The Panel recommended to the Board of The Society of Homeopaths that Mr. David Evans be expelled from The Society with immediate effect. The Board ratified the recommendation of the Panel to be effective from 11th March 2008.

Now, the whole debate about regulation is how the public are best protected against dangerous practices and people who should, perhaps, not be in positions of trust. Is the Society of Homeopaths capable of fulfilling this role? What has the effect of this ruling been? To my best knowledge, the only effect has been the removal of the letters RSHom from the web site of the place where the subject of the investigation works.

So far, I have been complaining that organisations never use their code of ethics to protect the public from harm. Now that they have tried to do so, we are confronted with the obvious futility, uselessness and deceptive nature of the whole facade.

Such is the weakness of voluntary self-regulation. The government see this as the way forward for all of alternative medicine by setting up Ofquack, the new ‘federal’ register of all alternative healers. Just like the Society of Homeopaths, the code of ethics for Ofquack will be more about putting a veneer of professionalism on the indefensible rather than protecting the public.

6 Comments on Fun with the Code of Ethics

  1. “Maintaining appropriate boundaries Homeopaths, are responsible for avoiding exploitation of their patients financially, emotionally, sexually; or in any other way”

    It sounds like the police should be involved. Could that why they are not being explicit? It’s a pretty damning set of breaches in any case.

  2. Too many of these “societies”, ostensibly set up to maintain standards and quality, are actually primarily concerned with making money.

    I know from personal experience of an accreditation scheme that set was up as part of a training scheme that was set up by the major manufacturer of a piece of industrial equipment. The equipment is “endorsed” by the training scheme; the training scheme promotes the accreditation scheme and the equipment, the accreditation scheme ensures that accredited bodies use the equipment, etc etc. Actually the same person owns and runs it all (under the veneer of promoting safety, professionalism, qualifications etc) purely for the purposes of keeping his bank balance healthy.

    What we really need is a Society of Professional Societies and Accreditation Schemes (SoPSAS) to overlook the creation of such bodies and throw them out if they don’t uphold the high standards expected of them.

  3. Iknow this post is old, but I just had a terrible experience with Mr David Evans at this clinic. He prescribed too frequent a dosage, which goes against the very rules of homeopathy.
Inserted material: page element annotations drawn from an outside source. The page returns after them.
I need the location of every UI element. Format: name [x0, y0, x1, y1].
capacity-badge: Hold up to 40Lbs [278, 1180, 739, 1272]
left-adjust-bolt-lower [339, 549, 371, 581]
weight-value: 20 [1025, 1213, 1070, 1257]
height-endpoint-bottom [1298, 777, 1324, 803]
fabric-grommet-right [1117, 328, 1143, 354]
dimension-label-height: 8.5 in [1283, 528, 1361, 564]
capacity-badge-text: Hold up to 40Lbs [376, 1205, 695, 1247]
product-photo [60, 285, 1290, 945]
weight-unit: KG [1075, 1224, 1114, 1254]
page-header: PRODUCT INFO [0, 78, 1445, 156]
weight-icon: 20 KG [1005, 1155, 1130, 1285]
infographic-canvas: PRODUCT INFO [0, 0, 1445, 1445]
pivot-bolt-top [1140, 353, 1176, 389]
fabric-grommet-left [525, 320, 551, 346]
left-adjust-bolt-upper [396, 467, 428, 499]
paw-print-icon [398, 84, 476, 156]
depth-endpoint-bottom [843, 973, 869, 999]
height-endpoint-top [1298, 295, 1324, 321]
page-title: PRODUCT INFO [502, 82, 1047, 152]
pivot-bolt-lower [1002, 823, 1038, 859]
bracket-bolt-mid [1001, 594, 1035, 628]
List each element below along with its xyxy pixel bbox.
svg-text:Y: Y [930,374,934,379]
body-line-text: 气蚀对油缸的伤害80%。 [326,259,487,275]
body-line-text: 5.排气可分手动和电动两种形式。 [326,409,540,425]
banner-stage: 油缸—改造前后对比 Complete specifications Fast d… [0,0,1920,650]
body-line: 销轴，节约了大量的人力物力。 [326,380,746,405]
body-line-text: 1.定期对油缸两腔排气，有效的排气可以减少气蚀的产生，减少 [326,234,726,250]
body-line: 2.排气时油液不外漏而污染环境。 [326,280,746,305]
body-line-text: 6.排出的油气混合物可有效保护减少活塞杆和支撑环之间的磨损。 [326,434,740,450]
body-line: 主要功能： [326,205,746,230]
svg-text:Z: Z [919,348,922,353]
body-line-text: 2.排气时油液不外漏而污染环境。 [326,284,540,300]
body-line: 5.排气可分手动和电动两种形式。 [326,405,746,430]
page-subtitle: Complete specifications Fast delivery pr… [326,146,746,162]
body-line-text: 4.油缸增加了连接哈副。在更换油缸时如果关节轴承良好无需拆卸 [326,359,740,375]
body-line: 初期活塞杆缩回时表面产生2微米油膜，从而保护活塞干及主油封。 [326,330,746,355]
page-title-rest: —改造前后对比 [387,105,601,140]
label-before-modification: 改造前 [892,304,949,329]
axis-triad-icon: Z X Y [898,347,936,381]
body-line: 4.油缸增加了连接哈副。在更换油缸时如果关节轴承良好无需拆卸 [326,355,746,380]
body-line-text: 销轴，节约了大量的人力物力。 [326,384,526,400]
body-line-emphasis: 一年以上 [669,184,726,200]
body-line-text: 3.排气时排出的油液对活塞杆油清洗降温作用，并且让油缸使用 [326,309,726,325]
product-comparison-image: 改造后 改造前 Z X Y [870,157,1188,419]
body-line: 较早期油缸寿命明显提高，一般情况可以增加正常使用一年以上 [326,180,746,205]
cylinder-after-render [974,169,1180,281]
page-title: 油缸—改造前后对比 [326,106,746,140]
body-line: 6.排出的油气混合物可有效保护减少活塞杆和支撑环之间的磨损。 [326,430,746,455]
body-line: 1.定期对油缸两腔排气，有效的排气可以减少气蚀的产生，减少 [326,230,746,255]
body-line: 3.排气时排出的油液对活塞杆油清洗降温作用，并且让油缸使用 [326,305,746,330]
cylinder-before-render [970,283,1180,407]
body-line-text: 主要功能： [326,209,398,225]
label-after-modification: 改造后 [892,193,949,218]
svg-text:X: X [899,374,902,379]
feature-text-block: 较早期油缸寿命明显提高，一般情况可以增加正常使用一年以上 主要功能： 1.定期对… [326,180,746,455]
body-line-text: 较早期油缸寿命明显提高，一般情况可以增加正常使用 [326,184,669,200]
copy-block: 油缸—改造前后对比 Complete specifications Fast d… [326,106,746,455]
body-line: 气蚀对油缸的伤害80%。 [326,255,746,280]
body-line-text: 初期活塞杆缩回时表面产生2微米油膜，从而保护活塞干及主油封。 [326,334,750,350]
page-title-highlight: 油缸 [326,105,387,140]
I checked for three ‘second’ opinions and each homeopath said they believed his dosage-frequency was not usual practise and would most likely make me worse, at the very least cancel out the benefits. He is arrogant and stubborn, and when I challenged him he was very immature and sent me the most sarcastic and insulting message. I wanted to slap him. And that is not like me.
    If only there were a way to publicly warn people about him.

  4. A textbook narcissist. Please don’t use this man’s services. I know only too well how he can exploit his ‘patients.’